Shortly after I moved to the Mendocino Coast I started making these bead form pendants. It's hard to pinpoint exactly where the beginning ideas came from but I do remember that my wife Carlie was making some soldered beadlike pendant forms that I liked, that was probably part of the original inspiration. We pass ideas and thoughts back and forth between our jewelry benches, we have been working side by side for about 40 years or so. Somehow I started making these discs and domes out of sheet metal and texturing, notching and doming them. After all of the parts are made and polished, textured and colored, I put a piece of annealed 3/16 inch tubing through the holes each has at it's center and then hammer and flare the ends until the entire assembly is frozen in place. The first beads
I made were much simpler than these, just two domes on the sides and a disc in the center, but I became fascinated with them and the process. When I first started I became somewhat obsessed and for 6 weeks or so didn't make any other jewelry forms. I carried a chain around with me that had 6 to 8 beads on it and would stop and show it to anyone who look. I worried at first that I would run out of ideas but have found that not to be true. I'm still making some 20 years later (although not as many) and new ways of doing them still occur. I have also incorporated them
into bracelets, rings, pendants, pins and earrings.

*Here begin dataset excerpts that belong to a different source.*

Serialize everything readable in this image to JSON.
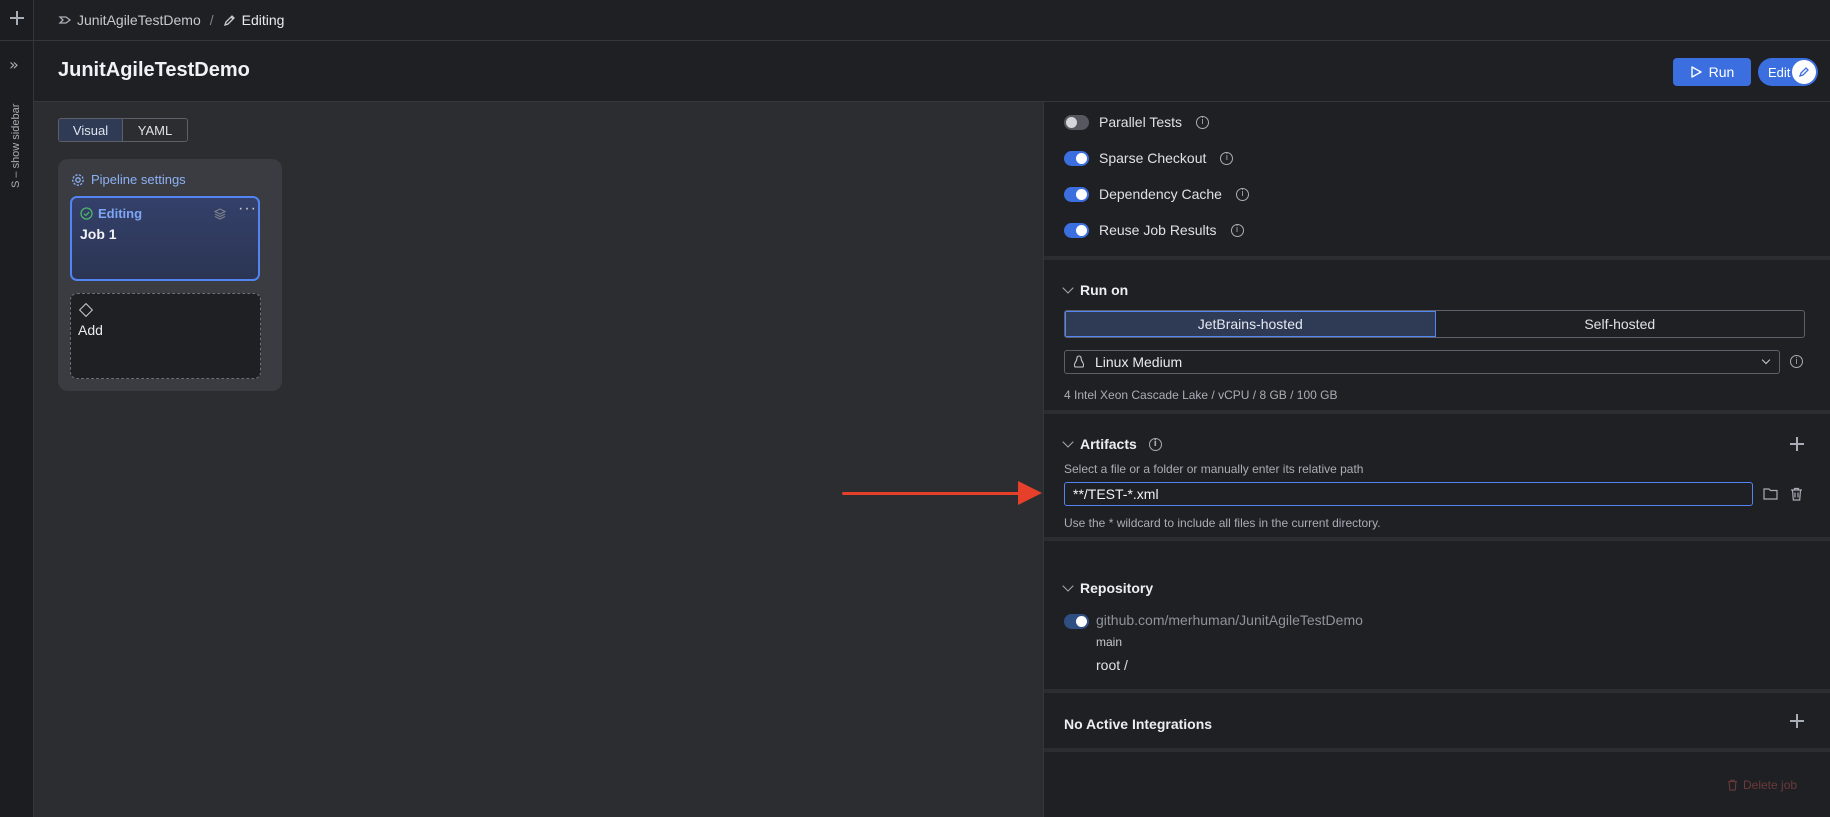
{
  "rail": {
    "show_sidebar_label": "S – show sidebar"
  },
  "breadcrumb": {
    "project": "JunitAgileTestDemo",
    "current": "Editing"
  },
  "header": {
    "title": "JunitAgileTestDemo",
    "run_label": "Run",
    "edit_label": "Edit"
  },
  "canvas": {
    "view_tabs": [
      "Visual",
      "YAML"
    ],
    "pipeline_settings_label": "Pipeline settings",
    "job": {
      "status": "Editing",
      "name": "Job 1"
    },
    "add_label": "Add"
  },
  "panel": {
    "toggles": [
      {
        "label": "Parallel Tests",
        "on": false
      },
      {
        "label": "Sparse Checkout",
        "on": true
      },
      {
        "label": "Dependency Cache",
        "on": true
      },
      {
        "label": "Reuse Job Results",
        "on": true
      }
    ],
    "run_on": {
      "title": "Run on",
      "options": [
        "JetBrains-hosted",
        "Self-hosted"
      ],
      "selected": "JetBrains-hosted",
      "machine": "Linux Medium",
      "machine_spec": "4 Intel Xeon Cascade Lake / vCPU / 8 GB / 100 GB"
    },
    "artifacts": {
      "title": "Artifacts",
      "hint": "Select a file or a folder or manually enter its relative path",
      "path": "**/TEST-*.xml",
      "wildcard_hint": "Use the * wildcard to include all files in the current directory."
    },
    "repository": {
      "title": "Repository",
      "repo": "github.com/merhuman/JunitAgileTestDemo",
      "branch": "main",
      "root": "root /"
    },
    "integrations_title": "No Active Integrations",
    "delete_label": "Delete job"
  },
  "colors": {
    "accent": "#3b6fe0",
    "annotation_arrow": "#e6402a",
    "panel_bg": "#1f2024",
    "canvas_bg": "#2b2d31"
  }
}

I've made hundreds of them now and have some collectors that have as many as a dozen of them. When I was teaching at the Mendocino Art Center I taught mixed metal bead making classes several times and always really enjoyed watching someone get really excited when they made their first bead. One of the things I liked about teaching was what I learned from watching others use their own unique thoughts and design skills to make jewels. I often learned really useful things from absolute beginners who didn't have preconceived notions of how things could or should be done and would try anything.